La energía desbordada en cada página obliga una alimentación y una hidratación constante. De línea en línea pasan ron y aguardiente. De vez en cuando empanadas y uno que otro caldito. Para mí gusto, los párrafos dedicados a los tamales son inolvidables. Poco fotogénicos, Adelaida los retrata con una delicadeza que alimenta el alma. Preparados por los amigos, nos hacen entrar en comunión con Rosa, eterna, inasible.

“[…] aunque los alimentos están imbuidos de espíritu, en ningún otro plato se difunde como en el tamal, será porque incorpora ingredientes contrarios en idéntica proporción: vida y muerte; bienvenida y adiós; goce y tristeza. Lograda la aceptación de mis amigos, quedé fortalecida para que se vinieran las cantidades masivas de cebollas junca tan apretada de lágrimas. ¡Ah!, cómo le gusta a la cebolla avivar los acentos del adiós. Invoqué el espíritu vegetal para que las hojas de plátano suplieran, como solo ellas pueden hacerlo, un par de debilidades: la carne con apenas sal, y poca grasa”.
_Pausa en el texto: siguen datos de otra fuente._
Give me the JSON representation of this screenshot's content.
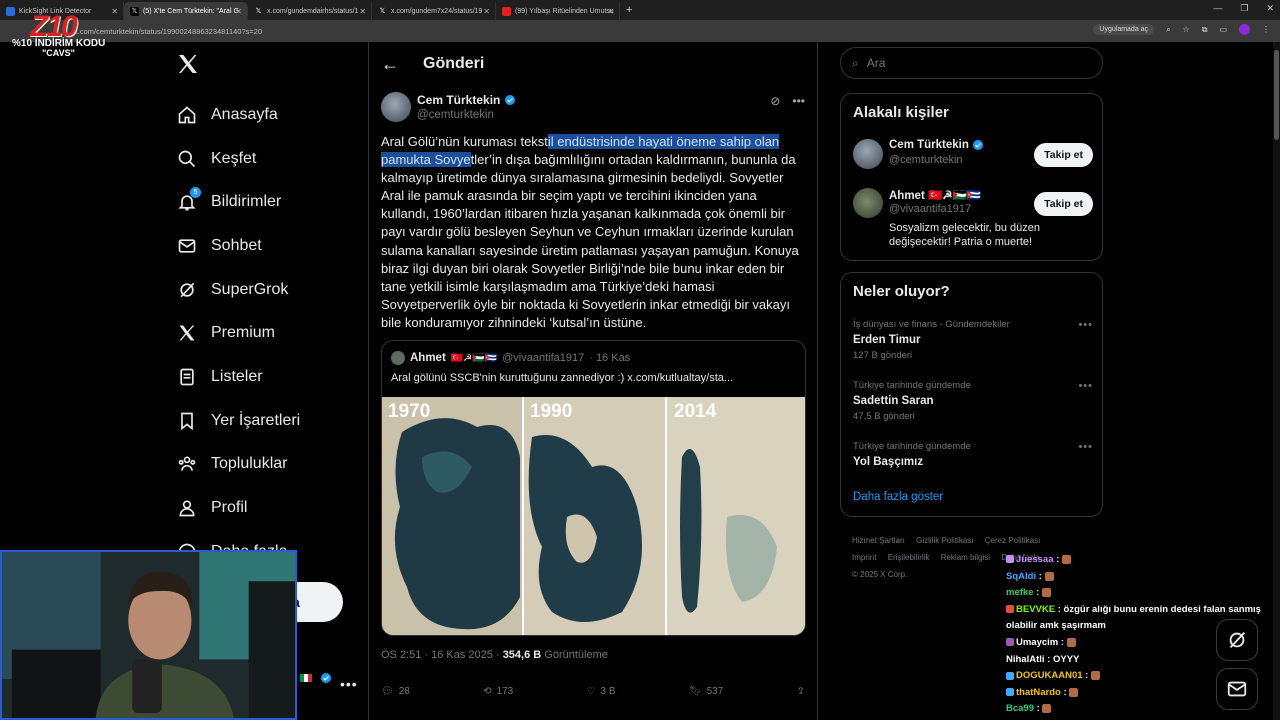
{
  "browser": {
    "tabs": [
      {
        "title": "KickSight Link Detector",
        "icon_color": "#2b6cd9",
        "active": false
      },
      {
        "title": "(5) X'te Cem Türktekin: \"Aral G",
        "icon_color": "#000000",
        "active": true
      },
      {
        "title": "x.com/gundemdairhs/status/1",
        "icon_color": "#000000",
        "active": false
      },
      {
        "title": "x.com/gundem7x24/status/19",
        "icon_color": "#000000",
        "active": false
      },
      {
        "title": "(99) Yılbaşı Ritüelinden Umutsu",
        "icon_color": "#e02020",
        "active": false
      }
    ],
    "url": "x.com/cemturktekin/status/1990024886323481140?s=20",
    "app_pill": "Uygulamada aç",
    "overlay_promo": "%10 İNDİRİM KODU",
    "overlay_code": "\"CAVS\""
  },
  "nav": {
    "items": [
      {
        "label": "Anasayfa",
        "icon": "home-icon"
      },
      {
        "label": "Keşfet",
        "icon": "search-icon"
      },
      {
        "label": "Bildirimler",
        "icon": "bell-icon",
        "badge": "5"
      },
      {
        "label": "Sohbet",
        "icon": "mail-icon"
      },
      {
        "label": "SuperGrok",
        "icon": "grok-icon"
      },
      {
        "label": "Premium",
        "icon": "x-icon"
      },
      {
        "label": "Listeler",
        "icon": "list-icon"
      },
      {
        "label": "Yer İşaretleri",
        "icon": "bookmark-icon"
      },
      {
        "label": "Topluluklar",
        "icon": "people-icon"
      },
      {
        "label": "Profil",
        "icon": "person-icon"
      },
      {
        "label": "Daha fazla",
        "icon": "more-circle-icon"
      }
    ],
    "post_button_partial": "a"
  },
  "main": {
    "header_title": "Gönderi",
    "author_name": "Cem Türktekin",
    "author_handle": "@cemturktekin",
    "text_before": "Aral Gölü’nün kuruması tekst",
    "text_highlight": "il endüstrisinde hayati öneme sahip olan pamukta Sovye",
    "text_after": "tler’in dışa bağımlılığını ortadan kaldırmanın, bununla da kalmayıp üretimde dünya sıralamasına girmesinin bedeliydi. Sovyetler Aral ile pamuk arasında bir seçim yaptı ve tercihini ikinciden yana kullandı, 1960’lardan itibaren hızla yaşanan kalkınmada çok önemli bir payı vardır gölü besleyen Seyhun ve Ceyhun ırmakları üzerinde kurulan sulama kanalları sayesinde üretim patlaması yaşayan pamuğun. Konuya biraz ilgi duyan biri olarak Sovyetler Birliği’nde bile bunu inkar eden bir tane yetkili isimle karşılaşmadım ama Türkiye’deki hamasi Sovyetperverlik öyle bir noktada ki Sovyetlerin inkar etmediği bir vakayı bile konduramıyor zihnindeki ‘kutsal’ın üstüne.",
    "quote": {
      "name": "Ahmet",
      "flags": "🇹🇷☭🇵🇸🇨🇺",
      "handle": "@vivaantifa1917",
      "date": "· 16 Kas",
      "text": "Aral gölünü SSCB'nin kuruttuğunu zannediyor :)  x.com/kutlualtay/sta...",
      "years": [
        "1970",
        "1990",
        "2014"
      ]
    },
    "meta_time": "ÖS 2:51 · 16 Kas 2025 · ",
    "meta_views": "354,6 B",
    "meta_views_label": " Görüntüleme",
    "actions": {
      "replies": "28",
      "reposts": "173",
      "likes": "3 B",
      "bookmarks": "537"
    }
  },
  "sidebar": {
    "search_placeholder": "Ara",
    "related_title": "Alakalı kişiler",
    "people": [
      {
        "name": "Cem Türktekin",
        "handle": "@cemturktekin",
        "bio": "",
        "follow": "Takip et",
        "verified": true
      },
      {
        "name": "Ahmet 🇹🇷☭🇵🇸🇨🇺",
        "handle": "@vivaantifa1917",
        "bio": "Sosyalizm gelecektir, bu düzen değişecektir! Patria o muerte!",
        "follow": "Takip et",
        "verified": false
      }
    ],
    "trends_title": "Neler oluyor?",
    "trends": [
      {
        "category": "İş dünyası ve finans · Gündemdekiler",
        "title": "Erden Timur",
        "count": "127 B gönderi"
      },
      {
        "category": "Türkiye tarihinde gündemde",
        "title": "Sadettin Saran",
        "count": "47,5 B gönderi"
      },
      {
        "category": "Türkiye tarihinde gündemde",
        "title": "Yol Başçımız",
        "count": ""
      }
    ],
    "show_more": "Daha fazla göster",
    "footer": [
      "Hizmet Şartları",
      "Gizlilik Politikası",
      "Çerez Politikası",
      "Imprint",
      "Erişilebilirlik",
      "Reklam bilgisi",
      "Daha fazla",
      "© 2025 X Corp."
    ]
  },
  "chat": [
    {
      "user": "Juessaa",
      "color": "#c68bff",
      "msg": ""
    },
    {
      "user": "SqAldi",
      "color": "#3fa9ff",
      "msg": ""
    },
    {
      "user": "mefke",
      "color": "#2ecc71",
      "msg": ""
    },
    {
      "user": "BEVVKE",
      "color": "#7cfc00",
      "msg": "özgür alığı bunu erenin dedesi falan sanmış olabilir amk şaşırmam"
    },
    {
      "user": "Umaycim",
      "color": "#ffffff",
      "msg": ""
    },
    {
      "user": "NihalAtli",
      "color": "#ffffff",
      "msg": "OYYY"
    },
    {
      "user": "DOGUKAAN01",
      "color": "#f1c40f",
      "msg": ""
    },
    {
      "user": "thatNardo",
      "color": "#f1c40f",
      "msg": ""
    },
    {
      "user": "Bca99",
      "color": "#2ecc71",
      "msg": ""
    }
  ]
}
Vuelvo al inicio, vuelvo a hablarles de agüeros para conservar la prosperidad. Toques de son colorá me ratificaba el mejor, el que no tiene falla, el puesto a prueba una y otra vez. El delicado. Por su fragilidad no está disponible para todo el mundo, pero no conozco un ser humano que no lo haya intentado, ni puedo dar fe de otro que lo supere.

Después de un año encerrados, amarrados, impedidos, en el inicio amenazado de un año cuyas tretas apenas si sospechamos, les recomiendo, me recomiendo, cultivar la amistad. Funciona. No voy a repetirlo. Es combustible y por eso se recomienda mucho tacto, termino por advertir. Lean Toques de son colorá y comprenderán mi entusiasmo salsero en los dioses y los amigos. Se me ocurre cerrar con los Versos sencillos de Martí, póngalos usted en la voz que prefiera. Yo sigo a Celia: Cultivo una rosa blanca, en junio como en enero, para el amigo sincero que me da su mano franca. ¡Azúcar! ¡Aché! ¡Feliz año nuevo!